The energy company behind the now-abandoned Keystone XL pipeline project is seeking $15 billion in damages from the Biden administration after the president revoked the permit for the project on his first day in office.
TC Energy said they had filed a notice of intent with the State Department’s Office of the Legal Adviser it “will be seeking to recover more than $15 billion in damages that it has suffered as a result of the U.S. Government’s breach of its NAFTA obligations.”
The company claims President Joe Biden’s revocation of the permit allowing the Canadian company to build the pipeline carrying oil into America violates the United States-Mexico-Canada agreement.
TC Energy officially announced the project was canceled last month.
The pipeline was to transport crude from the oil sand fields of western Canada to Steele City, Nebraska.
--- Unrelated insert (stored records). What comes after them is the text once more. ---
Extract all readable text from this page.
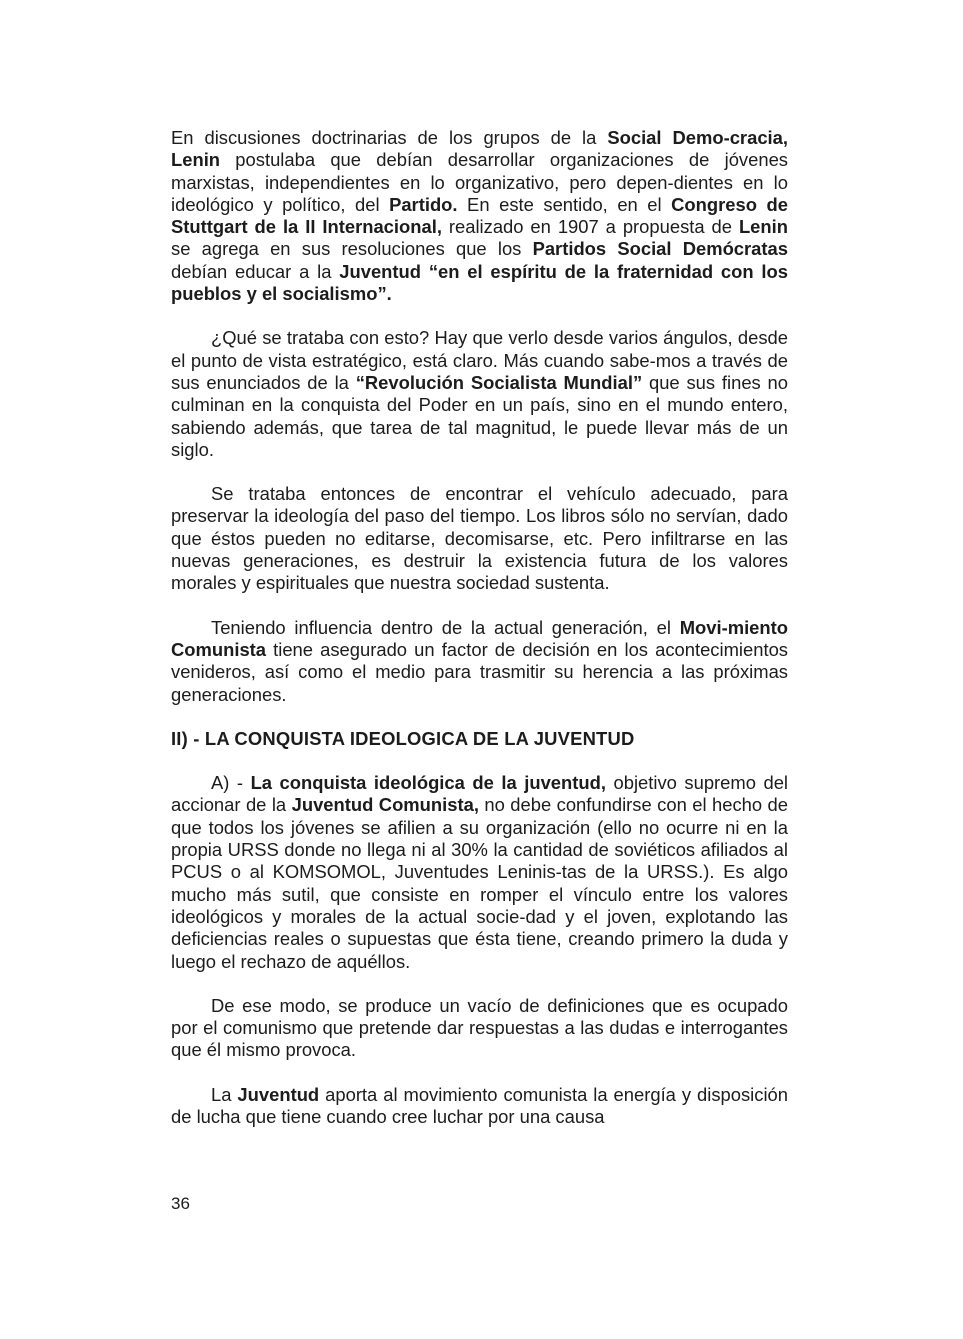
En discusiones doctrinarias de los grupos de la Social Demo-cracia, Lenin postulaba que debían desarrollar organizaciones de jóvenes marxistas, independientes en lo organizativo, pero depen-dientes en lo ideológico y político, del Partido. En este sentido, en el Congreso de Stuttgart de la II Internacional, realizado en 1907 a propuesta de Lenin se agrega en sus resoluciones que los Partidos Social Demócratas debían educar a la Juventud “en el espíritu de la fraternidad con los pueblos y el socialismo”.

¿Qué se trataba con esto? Hay que verlo desde varios ángulos, desde el punto de vista estratégico, está claro. Más cuando sabe-mos a través de sus enunciados de la “Revolución Socialista Mundial” que sus fines no culminan en la conquista del Poder en un país, sino en el mundo entero, sabiendo además, que tarea de tal magnitud, le puede llevar más de un siglo.

Se trataba entonces de encontrar el vehículo adecuado, para preservar la ideología del paso del tiempo. Los libros sólo no servían, dado que éstos pueden no editarse, decomisarse, etc. Pero infiltrarse en las nuevas generaciones, es destruir la existencia futura de los valores morales y espirituales que nuestra sociedad sustenta.

Teniendo influencia dentro de la actual generación, el Movi-miento Comunista tiene asegurado un factor de decisión en los acontecimientos venideros, así como el medio para trasmitir su herencia a las próximas generaciones.

II) - LA CONQUISTA IDEOLOGICA DE LA JUVENTUD

A) - La conquista ideológica de la juventud, objetivo supremo del accionar de la Juventud Comunista, no debe confundirse con el hecho de que todos los jóvenes se afilien a su organización (ello no ocurre ni en la propia URSS donde no llega ni al 30% la cantidad de soviéticos afiliados al PCUS o al KOMSOMOL, Juventudes Leninis-tas de la URSS.). Es algo mucho más sutil, que consiste en romper el vínculo entre los valores ideológicos y morales de la actual socie-dad y el joven, explotando las deficiencias reales o supuestas que ésta tiene, creando primero la duda y luego el rechazo de aquéllos.

De ese modo, se produce un vacío de definiciones que es ocupado por el comunismo que pretende dar respuestas a las dudas e interrogantes que él mismo provoca.

La Juventud aporta al movimiento comunista la energía y disposición de lucha que tiene cuando cree luchar por una causa

36
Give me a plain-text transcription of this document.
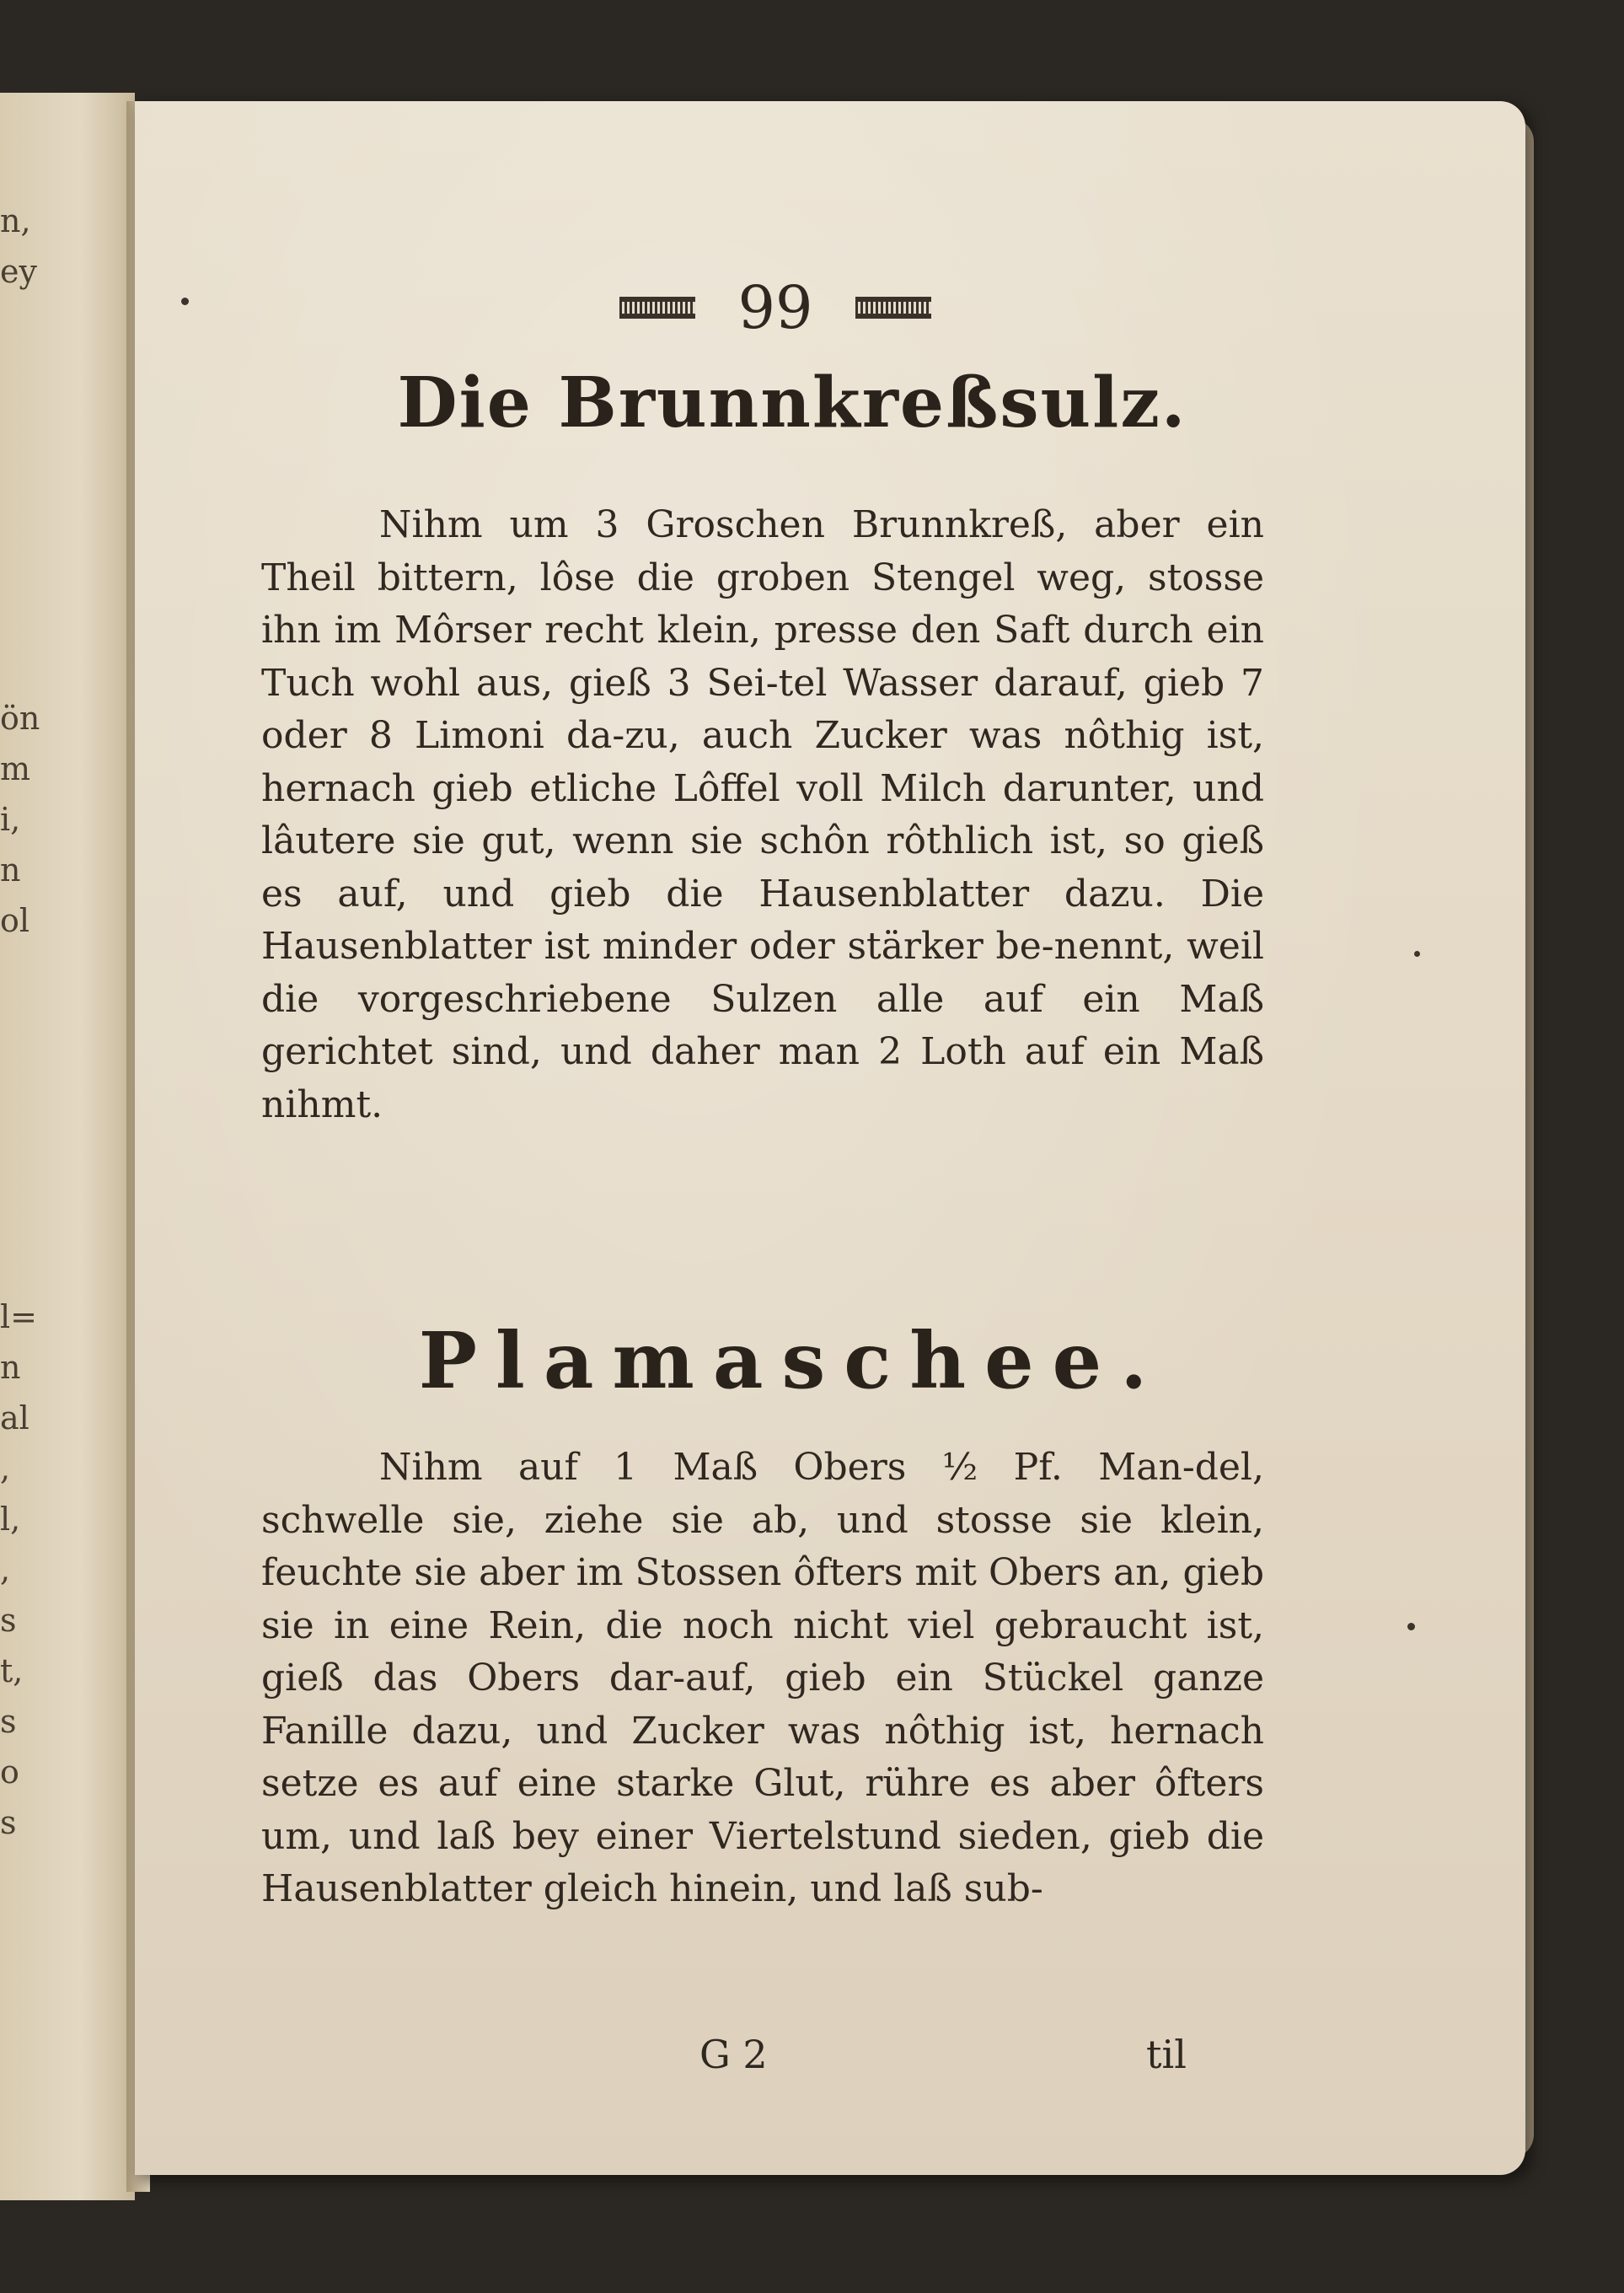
n,
ey
ön
m
i,
n
ol
l=
n
al
,
l,
,
s
t,
s
o
s
99
Die Brunnkreßsulz.

Nihm um 3 Groschen Brunnkreß, aber ein Theil bittern, lôse die groben Stengel weg, stosse ihn im Môrser recht klein, presse den Saft durch ein Tuch wohl aus, gieß 3 Sei‑tel Wasser darauf, gieb 7 oder 8 Limoni da‑zu, auch Zucker was nôthig ist, hernach gieb etliche Lôffel voll Milch darunter, und lâutere sie gut, wenn sie schôn rôthlich ist, so gieß es auf, und gieb die Hausenblatter dazu. Die Hausenblatter ist minder oder stärker be‑nennt, weil die vorgeschriebene Sulzen alle auf ein Maß gerichtet sind, und daher man 2 Loth auf ein Maß nihmt.

Plamaschee.

Nihm auf 1 Maß Obers ½ Pf. Man‑del, schwelle sie, ziehe sie ab, und stosse sie klein, feuchte sie aber im Stossen ôfters mit Obers an, gieb sie in eine Rein, die noch nicht viel gebraucht ist, gieß das Obers dar‑auf, gieb ein Stückel ganze Fanille dazu, und Zucker was nôthig ist, hernach setze es auf eine starke Glut, rühre es aber ôfters um, und laß bey einer Viertelstund sieden, gieb die Hausenblatter gleich hinein, und laß sub‑

G 2	til
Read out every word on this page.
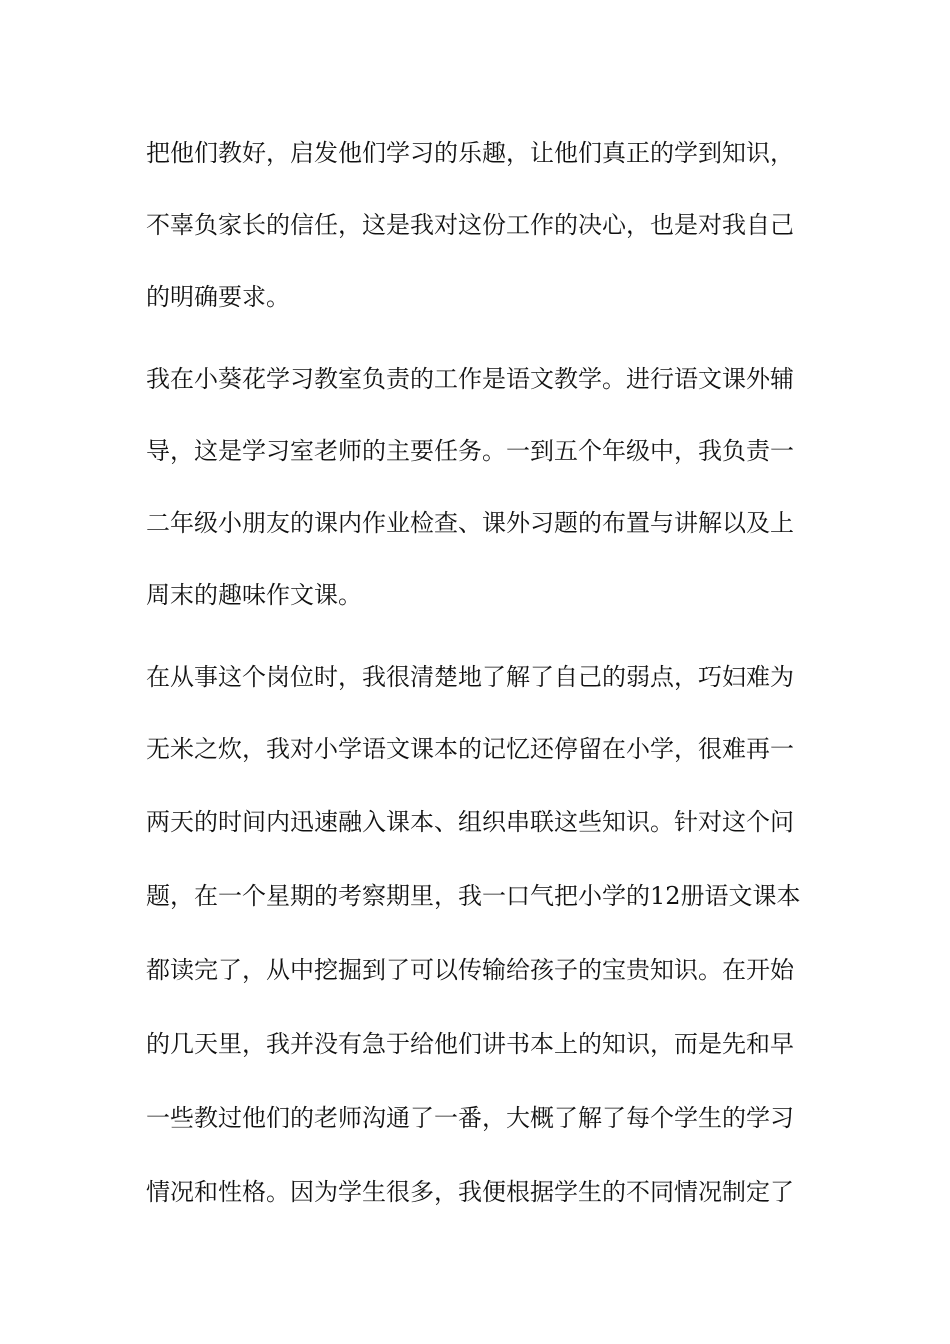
把他们教好，启发他们学习的乐趣，让他们真正的学到知识，
不辜负家长的信任，这是我对这份工作的决心，也是对我自己
的明确要求。
我在小葵花学习教室负责的工作是语文教学。进行语文课外辅
导，这是学习室老师的主要任务。一到五个年级中，我负责一
二年级小朋友的课内作业检查、课外习题的布置与讲解以及上
周末的趣味作文课。
在从事这个岗位时，我很清楚地了解了自己的弱点，巧妇难为
无米之炊，我对小学语文课本的记忆还停留在小学，很难再一
两天的时间内迅速融入课本、组织串联这些知识。针对这个问
题，在一个星期的考察期里，我一口气把小学的12册语文课本
都读完了，从中挖掘到了可以传输给孩子的宝贵知识。在开始
的几天里，我并没有急于给他们讲书本上的知识，而是先和早
一些教过他们的老师沟通了一番，大概了解了每个学生的学习
情况和性格。因为学生很多，我便根据学生的不同情况制定了
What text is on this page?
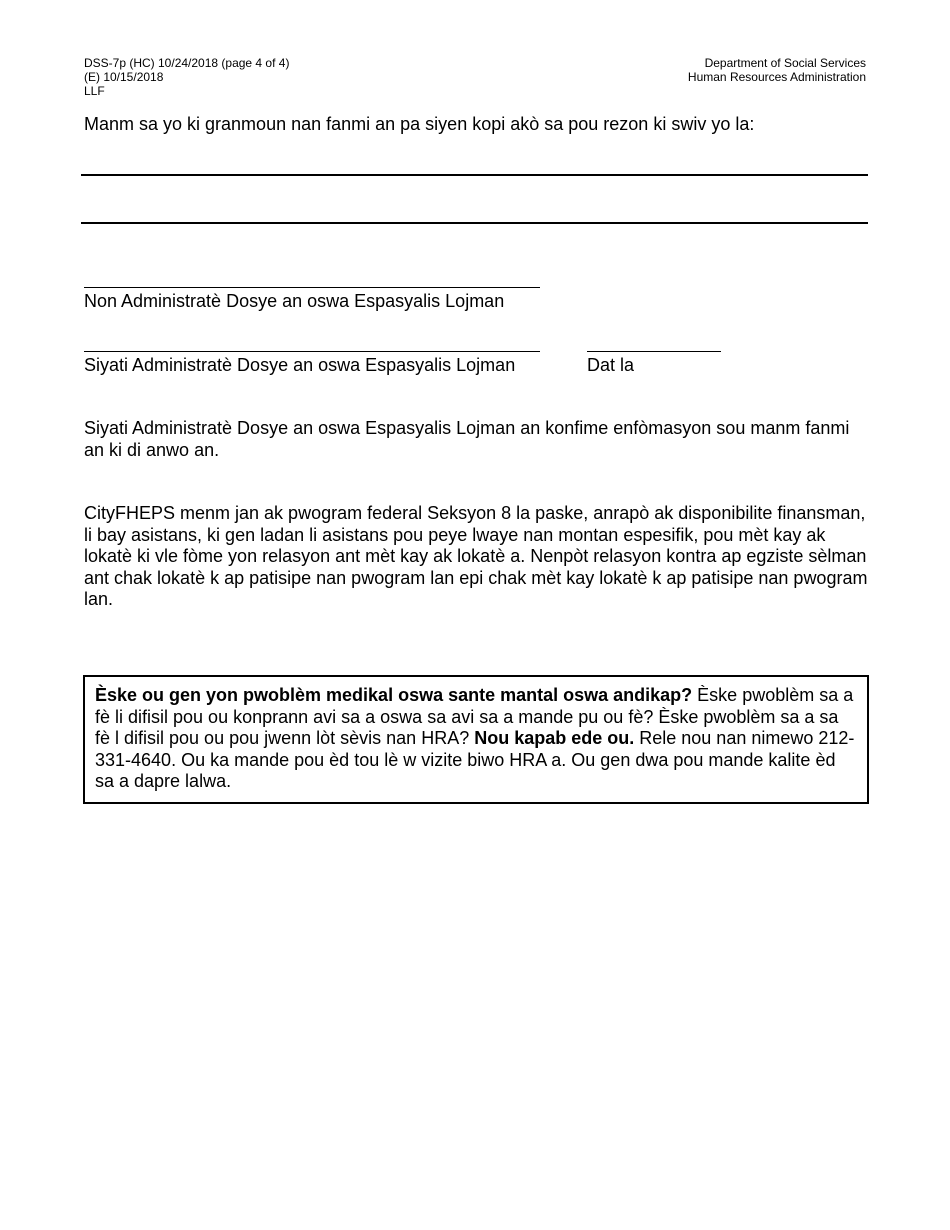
DSS-7p (HC) 10/24/2018 (page 4 of 4)
(E) 10/15/2018
LLF
Department of Social Services
Human Resources Administration
Manm sa yo ki granmoun nan fanmi an pa siyen kopi akò sa pou rezon ki swiv yo la:
Non Administratè Dosye an oswa Espasyalis Lojman
Siyati Administratè Dosye an oswa Espasyalis Lojman	Dat la
Siyati Administratè Dosye an oswa Espasyalis Lojman an konfime enfòmasyon sou manm fanmi an ki di anwo an.
CityFHEPS menm jan ak pwogram federal Seksyon 8 la paske, anrapò ak disponibilite finansman, li bay asistans, ki gen ladan li asistans pou peye lwaye nan montan espesifik, pou mèt kay ak lokatè ki vle fòme yon relasyon ant mèt kay ak lokatè a. Nenpòt relasyon kontra ap egziste sèlman ant chak lokatè k ap patisipe nan pwogram lan epi chak mèt kay lokatè k ap patisipe nan pwogram lan.
Èske ou gen yon pwoblèm medikal oswa sante mantal oswa andikap? Èske pwoblèm sa a fè li difisil pou ou konprann avi sa a oswa sa avi sa a mande pu ou fè? Èske pwoblèm sa a sa fè l difisil pou ou pou jwenn lòt sèvis nan HRA? Nou kapab ede ou. Rele nou nan nimewo 212-331-4640. Ou ka mande pou èd tou lè w vizite biwo HRA a. Ou gen dwa pou mande kalite èd sa a dapre lalwa.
The project had stalled under the Obama administration, and construction on the 1,200-mile pipeline started in 2020 under the Trump administration. Former President Donald Trump authorized the permit in early 2017.
On January 20, 2021, Biden canceled the permit for the project, citing concerns that burning oil sands crude makes climate change worse.
This is not the only legal challenge the Biden administration is facing about the pipeline. In March, a couple dozen states filed a lawsuit saying the cross-border permit is a “regulation of interstate and international commerce,” and as such, should be decided by Congress.